You can't insert contents into a middle of the file (i.e., without overwriting what was previously there); I'm not aware of production-level filesystems that support it.
I think the question is more about implementation rather than specific algorithms, specifically, handling very large datasets.
Suppose the source file has 2^32 lines of data. What would be an efficent way to sort the data.
Here's how I'd do it:
Parse the source file and extract the following information: sort key, offset of line in file, length of line. This information is written to another file. This produces a dataset of fixed size elements that is easy to index, call it the index file.

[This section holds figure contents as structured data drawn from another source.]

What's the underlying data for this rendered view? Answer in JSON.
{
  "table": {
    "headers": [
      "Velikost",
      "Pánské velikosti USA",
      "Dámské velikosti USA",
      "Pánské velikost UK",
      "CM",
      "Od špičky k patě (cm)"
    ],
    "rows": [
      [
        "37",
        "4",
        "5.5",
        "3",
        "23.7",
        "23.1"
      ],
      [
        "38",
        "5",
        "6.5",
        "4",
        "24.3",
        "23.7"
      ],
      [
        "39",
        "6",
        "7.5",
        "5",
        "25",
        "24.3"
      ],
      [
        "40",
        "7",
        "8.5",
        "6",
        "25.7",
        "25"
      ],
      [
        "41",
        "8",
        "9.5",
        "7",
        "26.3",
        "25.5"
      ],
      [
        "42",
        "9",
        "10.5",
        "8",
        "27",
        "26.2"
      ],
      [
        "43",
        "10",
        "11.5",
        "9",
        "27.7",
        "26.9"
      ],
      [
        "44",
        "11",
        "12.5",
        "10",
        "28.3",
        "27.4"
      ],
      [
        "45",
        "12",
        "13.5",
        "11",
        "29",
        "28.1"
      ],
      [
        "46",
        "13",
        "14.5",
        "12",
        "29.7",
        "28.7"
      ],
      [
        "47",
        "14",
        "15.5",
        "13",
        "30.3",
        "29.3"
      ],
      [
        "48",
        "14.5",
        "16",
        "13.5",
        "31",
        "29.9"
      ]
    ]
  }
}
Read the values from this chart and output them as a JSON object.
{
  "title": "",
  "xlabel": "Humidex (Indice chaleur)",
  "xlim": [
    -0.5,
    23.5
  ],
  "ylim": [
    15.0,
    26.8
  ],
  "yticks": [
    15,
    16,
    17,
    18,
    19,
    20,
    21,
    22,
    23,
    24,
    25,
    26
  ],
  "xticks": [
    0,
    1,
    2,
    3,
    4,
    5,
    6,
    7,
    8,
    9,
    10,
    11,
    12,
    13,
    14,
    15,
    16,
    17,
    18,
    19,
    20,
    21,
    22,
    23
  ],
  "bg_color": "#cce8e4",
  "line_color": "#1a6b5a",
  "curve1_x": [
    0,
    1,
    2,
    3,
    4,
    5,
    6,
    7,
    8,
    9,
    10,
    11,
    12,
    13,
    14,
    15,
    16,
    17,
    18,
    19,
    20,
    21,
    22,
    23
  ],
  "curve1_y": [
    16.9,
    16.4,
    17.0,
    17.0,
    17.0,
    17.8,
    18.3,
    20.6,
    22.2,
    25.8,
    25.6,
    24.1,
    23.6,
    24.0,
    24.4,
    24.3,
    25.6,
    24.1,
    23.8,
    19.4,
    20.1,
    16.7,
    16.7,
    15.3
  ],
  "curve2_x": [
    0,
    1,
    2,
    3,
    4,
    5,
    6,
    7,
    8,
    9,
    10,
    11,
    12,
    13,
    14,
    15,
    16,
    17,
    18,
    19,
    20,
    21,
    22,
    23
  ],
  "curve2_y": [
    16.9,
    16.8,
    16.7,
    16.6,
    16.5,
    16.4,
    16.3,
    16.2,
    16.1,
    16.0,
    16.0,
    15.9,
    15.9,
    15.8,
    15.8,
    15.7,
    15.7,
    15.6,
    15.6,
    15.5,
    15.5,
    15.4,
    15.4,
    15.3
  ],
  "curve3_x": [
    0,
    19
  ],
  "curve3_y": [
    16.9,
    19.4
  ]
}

Use a modified merge sort. Recursively divide the index file until the number of elements to sort has reached some minimum amount - true merge sort recurses to 1 or 0 elements, I suggest stopping at 1024 or something, this will need fine tuning. Load the block of data from the index file into memory and perform a quicksort on it and then write the data back to disk.
Perform the merge on the index file. This is tricky, but can be done like this: load a block of data from each source (1024 entries, say). Merge into a temporary output file and write. When a block is emptied, refill it. When no more source data is found, read the temporary file from the start and overwrite the two parts being merged - they should be adjacent. Obviously, the final merge doesn't need to copy the data (or even create a temporary file). Thinking about this step, it is probably possible to set up a naming convention for the merged index files so that the data doesn't need to overwrite the unmerged data (if you see what I mean).
Read the sorted index file and pull out from the source file the line of data and write to the result file.
It certainly won't be quick with all that file reading and writing, but is should be quite efficient - the real killer is the random seeking of the source file in the final step. Up to that point, the disk access is usually linear and should therefore be reasonably efficient.